Revue de presse :
Il y a une dizaine d’années, Annie Ernaux publiait un petit livre en forme de déclaration, Passion simple. Aujourd’hui, elle nous livre le matériau brut de ce roman, Se perdre, qui, outre les quelques pages d’introduction, se veut le journal de cette passion, consigné minutieusement jour après jour - Annie Ernaux tient son journal depuis ses seize ans. En mettant en lumière ce court opus au regard de sa matière première, l’auteur donne à penser, sur l’amour d’abord, ou plutôt ce sentiment dangereux d’appartenance, sur la littérature et le besoin d’écrire, ensuite. Durant toute son histoire avec « S », son amant russe, l’auteur se trouve justement dans l’impossibilité d’écrire autre chose que des commandes et ce journal, qui offre une « vérité autre » que celle de son roman ultérieur, néanmoins autobiographique.
Si Passion simple était un véritable concentré, elliptique et poétique, d’une histoire d’amour que chaque lecteur pouvait s’approprier, Se perdre est une histoire singulière, histoire vécue et soufferte. D’un côté le travail de l’écrivain, de l’autre celui de la femme. Encore que cette dichotomie commode ne s’applique pas au travail d’Annie Ernaux. Les deux ouvrages se répondent, créant une passionnante et vertigineuse mise en lumière du travail de l’auteur. D’une très grande pureté formelle, les deux ouvrages s’enchâssent pour livrer deux aspects d’une même histoire.
A posteriori, on finit même par douter qu’il n’y ait une quelconque spontanéité dans ces deux ouvrages, tant l’emboîtement semble parfait, quoique jamais pesant. Annie Ernaux joue sur un décalage des temps de la narration. Ainsi Passion simple (Passé simple ?) nous disait une histoire à l’imparfait. Se perdre joue, quant à lui, de l’infinitif et du temps présent, un présent à valeur d’intemporel. Des décalages temporels entre les romans, et au sein même des ouvrages, comme pour dire ce temps autre de la passion : « J’ai mesuré le temps autrement, de tout mon corps ».

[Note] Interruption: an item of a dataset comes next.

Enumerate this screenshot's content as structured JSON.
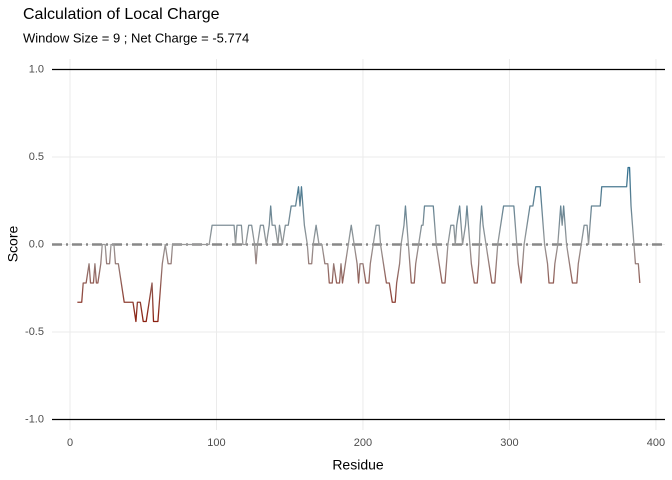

Mais il y a également derrière cette recherche stylistique une volonté affichée de s’extraire de ce que l’on attend d’elle en tant qu’écrivain. Parlant d’élèves de littérature qui disent à la narratrice que « l’on doit écrire au présent ou au passé simple », elle répond : « J’écris au passé composé parce qu’on parle au passé composé. » Annie Ernaux ne cherche qu’à rendre compte le plus fidèlement possible de la vérité des sentiments et des possibilités infinies de la littérature.
Plus que l’histoire, banale et sublime à la fois, de la passion d’une femme et d’un homme marié, Annie Ernaux réalise avec ces deux opus le rêve caché de tous les lecteurs : leur faire pénétrer les secrets de l’écriture. --Chloé S.-- -- Urbuz.com
Quatrième de couverture :
«[...] Je n'ai jamais rien su de ses activités qui, officiellement, étaient d'ordre culturel. Je m'étonne aujourd'hui de ne pas lui avoir posé plus de questions. Je ne saurai jamais non plus ce que j'ai été pour lui. Son désir de moi est la seule chose dont je sois assurée. C'était, dans tous les sens du terme, l'amant de l'ombre.[...] J'ai conscience de publier ce journal en raison d'une sorte de prescription intérieure, sans souci de ce que lui, S., éprouvera. À bon droit, il pourra estimer qu'il s'agit d'un abus de pouvoir littéraire, voire d'une trahison. Je conçois qu'il se défende par le rire ou le mépris, "je ne la voyais que pour tirer mon coup". Je préférerais qu'il accepte, même s'il ne le comprend pas, d'avoir été durant des mois, à son insu, ce principe, merveilleux et terrifiant, de désir, de mort et d'écriture.»Annie Ernaux.